3. File Decryption & Recovery

  • Public decryptor available?
    ❌ No – Mkmk is a Chaos/Xtreme derivative that uses secure Curve25519 + AES-256 encryption; the symmetric key is never accessible without the attacker’s private key.

  • Data recovery options:

  1. Restore from offline backups.
  2. Check NTFS shadow copies (usually wiped, but sometimes overlooked); run
    vssadmin list shadows or ShadowExplorer.
  3. Scan for residual data in unallocated space with tools like PhotoRec; best for non-overwritten JPG, MP4 and document fragments.
  4. If zero backups and shadow copies are gone, the only realistic path is a paid support contract or negotiation with the threat actor. Past decryptor IDs for [email protected] have been honored when contact is initiated within 72 h of encryption.

4. Other Critical Information

  • Unique characteristics
    – Verbose ransom note: README-boom.txt dropped to every folder and on desktop; list contains a UID beginning with ENV-###-[PCname]-[date] which must be provided to mailbox.
    – Writes extended attributes (ADSMIO tag) into encrypted files—exfil status indicator.
    – Uses .NET 6.0 compiled binaries, making static analysis easier but also giving attackers high speed and low overhead.

  • Wider impact
    – Early February 2024 victims include two hospital groups in Latin America and over 20 SMBs in South-East Asia (notably in Indonesia and the Philippines), suggesting trans-national affiliate model.
    – Attackers scout for backup appliances (Synology, QNAP) and NAS shares; stored procedure scripts against SQL Server found in lateral-movement logs.

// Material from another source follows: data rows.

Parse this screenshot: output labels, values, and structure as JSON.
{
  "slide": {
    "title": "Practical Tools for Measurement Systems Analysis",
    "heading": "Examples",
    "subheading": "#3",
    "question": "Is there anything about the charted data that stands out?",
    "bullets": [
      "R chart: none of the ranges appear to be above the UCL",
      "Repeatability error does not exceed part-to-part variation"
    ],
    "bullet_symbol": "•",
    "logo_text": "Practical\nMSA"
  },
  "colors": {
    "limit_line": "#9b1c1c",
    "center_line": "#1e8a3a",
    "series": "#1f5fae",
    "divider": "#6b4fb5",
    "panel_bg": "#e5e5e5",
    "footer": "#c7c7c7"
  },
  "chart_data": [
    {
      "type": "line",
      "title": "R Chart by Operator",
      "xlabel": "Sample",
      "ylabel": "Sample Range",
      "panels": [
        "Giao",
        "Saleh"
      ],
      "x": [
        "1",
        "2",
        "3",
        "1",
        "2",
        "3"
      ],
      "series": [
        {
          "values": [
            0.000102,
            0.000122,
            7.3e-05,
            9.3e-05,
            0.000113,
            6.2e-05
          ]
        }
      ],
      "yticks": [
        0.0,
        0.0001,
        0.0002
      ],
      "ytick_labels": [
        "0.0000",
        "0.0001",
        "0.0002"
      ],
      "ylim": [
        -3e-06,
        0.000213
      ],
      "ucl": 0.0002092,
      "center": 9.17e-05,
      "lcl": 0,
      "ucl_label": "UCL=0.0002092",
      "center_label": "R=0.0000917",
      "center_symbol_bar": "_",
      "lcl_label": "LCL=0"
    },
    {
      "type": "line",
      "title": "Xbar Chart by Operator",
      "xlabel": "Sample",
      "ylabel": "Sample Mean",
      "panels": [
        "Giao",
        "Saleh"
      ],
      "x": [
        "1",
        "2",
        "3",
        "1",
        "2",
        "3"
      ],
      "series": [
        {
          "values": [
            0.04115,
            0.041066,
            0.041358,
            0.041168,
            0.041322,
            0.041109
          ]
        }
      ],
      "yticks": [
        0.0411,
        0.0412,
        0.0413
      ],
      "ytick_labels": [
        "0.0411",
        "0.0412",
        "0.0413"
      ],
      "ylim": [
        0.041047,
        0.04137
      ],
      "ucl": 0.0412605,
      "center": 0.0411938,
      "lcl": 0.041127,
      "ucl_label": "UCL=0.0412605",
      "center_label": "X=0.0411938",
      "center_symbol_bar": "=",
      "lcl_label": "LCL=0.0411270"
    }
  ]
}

Essential Tools & Patches Reference Card

| Tool/Patch | Use |
|—|—|
| Microsoft Safety Scanner (MSERT) | Removal disinfection, updated 28 Feb 2024 |
| Bitdefender Rescue CD (ISO) | Offline AV boot |
| Ransomware ID (id-ransomware.malwarehunterteam.com) | Confirms variant |
| Windows 10 / 11 Servicing Stack Updates (SSU) | Prior to CU |
| Microsoft “KB4013389” & “KB4025336” | Disables SMBv1 / hardens RDP |
| ShadowExplorer 0.9 | GUI to examine VSS snapshots |
| Duplicati / Veeam + Off-site Vault | 3-2-1 backup practice |

Remain vigilant—this threat evolves rapidly; refresh signatures daily and validate backups weekly.